Friend: I can’t sleep.
Me: Have you tried putting your phone down?
Friend: Then how will I complain that I can’t sleep?
When a man tries to hug me hello or goodbye I whisper in his ear “tip to tip” and sigh as we embrace to ensure we never do it again.
“I have a coupon for a large 2 topping”
“What toppings?”
“Pepperoni & a small cheese pizza”
“Sir you can’t top a pizza with a smaller pizza”
be careful when u talk baby talk to a baby becuase if u dont understand what ur saying u may acidentaly be declaring war in baby langauge
WOMAN: Is anyone here a doctor?!
MAN: I sure am! And I think I can. Save that man. Like eggs & ham.

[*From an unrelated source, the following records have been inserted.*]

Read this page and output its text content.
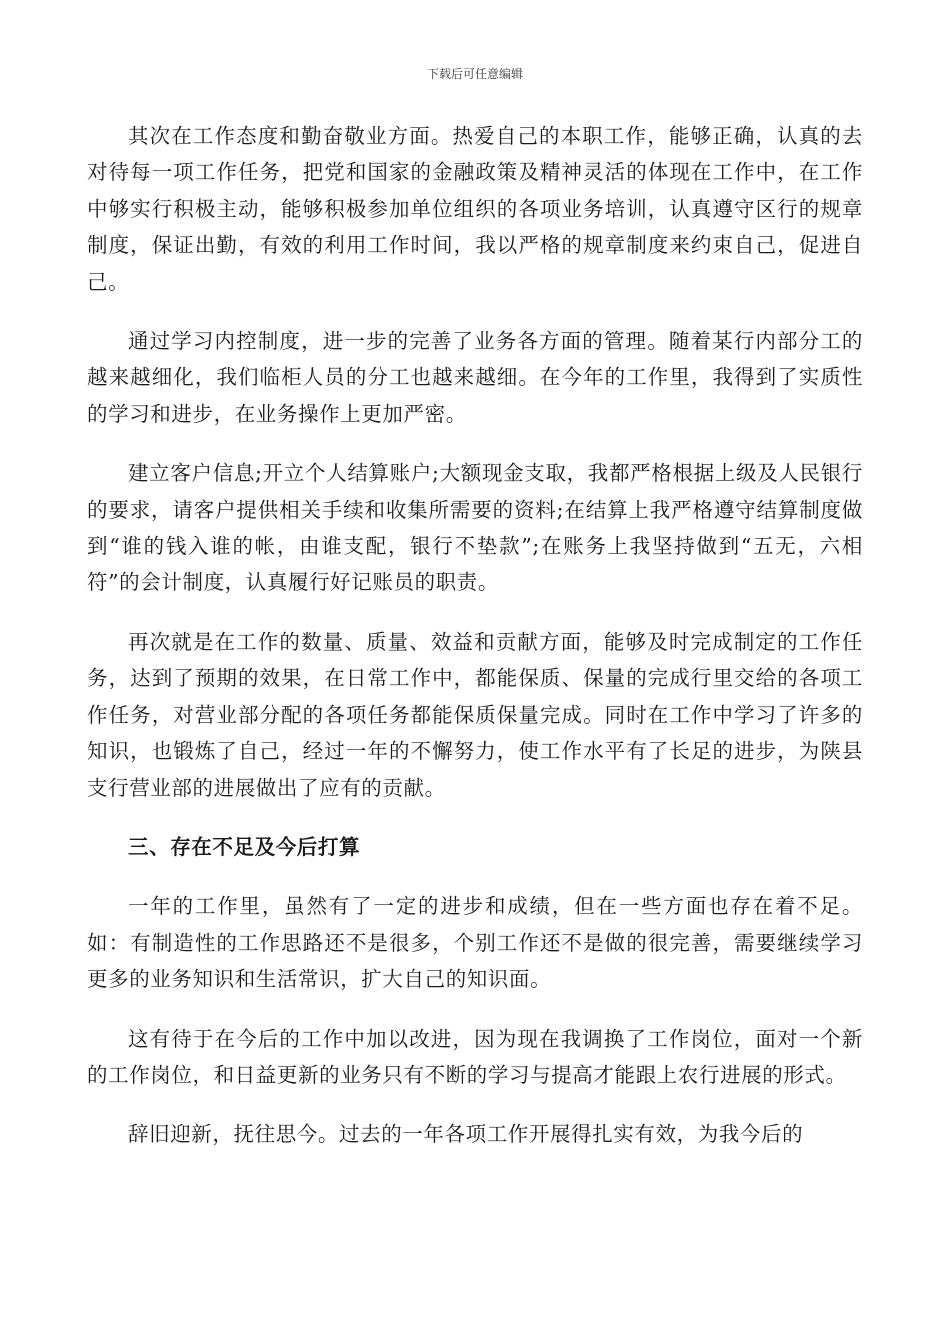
下载后可任意编辑

其次在工作态度和勤奋敬业方面。热爱自己的本职工作，能够正确，认真的去对待每一项工作任务，把党和国家的金融政策及精神灵活的体现在工作中，在工作中够实行积极主动，能够积极参加单位组织的各项业务培训，认真遵守区行的规章制度，保证出勤，有效的利用工作时间，我以严格的规章制度来约束自己，促进自己。

通过学习内控制度，进一步的完善了业务各方面的管理。随着某行内部分工的越来越细化，我们临柜人员的分工也越来越细。在今年的工作里，我得到了实质性的学习和进步，在业务操作上更加严密。

建立客户信息;开立个人结算账户;大额现金支取，我都严格根据上级及人民银行的要求，请客户提供相关手续和收集所需要的资料;在结算上我严格遵守结算制度做到“谁的钱入谁的帐，由谁支配，银行不垫款”;在账务上我坚持做到“五无，六相符”的会计制度，认真履行好记账员的职责。

再次就是在工作的数量、质量、效益和贡献方面，能够及时完成制定的工作任务，达到了预期的效果，在日常工作中，都能保质、保量的完成行里交给的各项工作任务，对营业部分配的各项任务都能保质保量完成。同时在工作中学习了许多的知识，也锻炼了自己，经过一年的不懈努力，使工作水平有了长足的进步，为陕县支行营业部的进展做出了应有的贡献。

三、存在不足及今后打算

一年的工作里，虽然有了一定的进步和成绩，但在一些方面也存在着不足。如：有制造性的工作思路还不是很多，个别工作还不是做的很完善，需要继续学习更多的业务知识和生活常识，扩大自己的知识面。

这有待于在今后的工作中加以改进，因为现在我调换了工作岗位，面对一个新的工作岗位，和日益更新的业务只有不断的学习与提高才能跟上农行进展的形式。

辞旧迎新，抚往思今。过去的一年各项工作开展得扎实有效，为我今后的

W: Shutup Seuss! I meant a real doctor.
Me: Can you hear me?
4: No.
Me: I need for you to pick up your legos, please.
4: But I can’t hear you.
Me: You can, you’re answering me.
4: (crying) No, I can’t!
Gaslighting is starting at a young age over here.
I was walking near a construction site today and heard the foreman yell, “You’re doing a good job!” I know that was meant for me.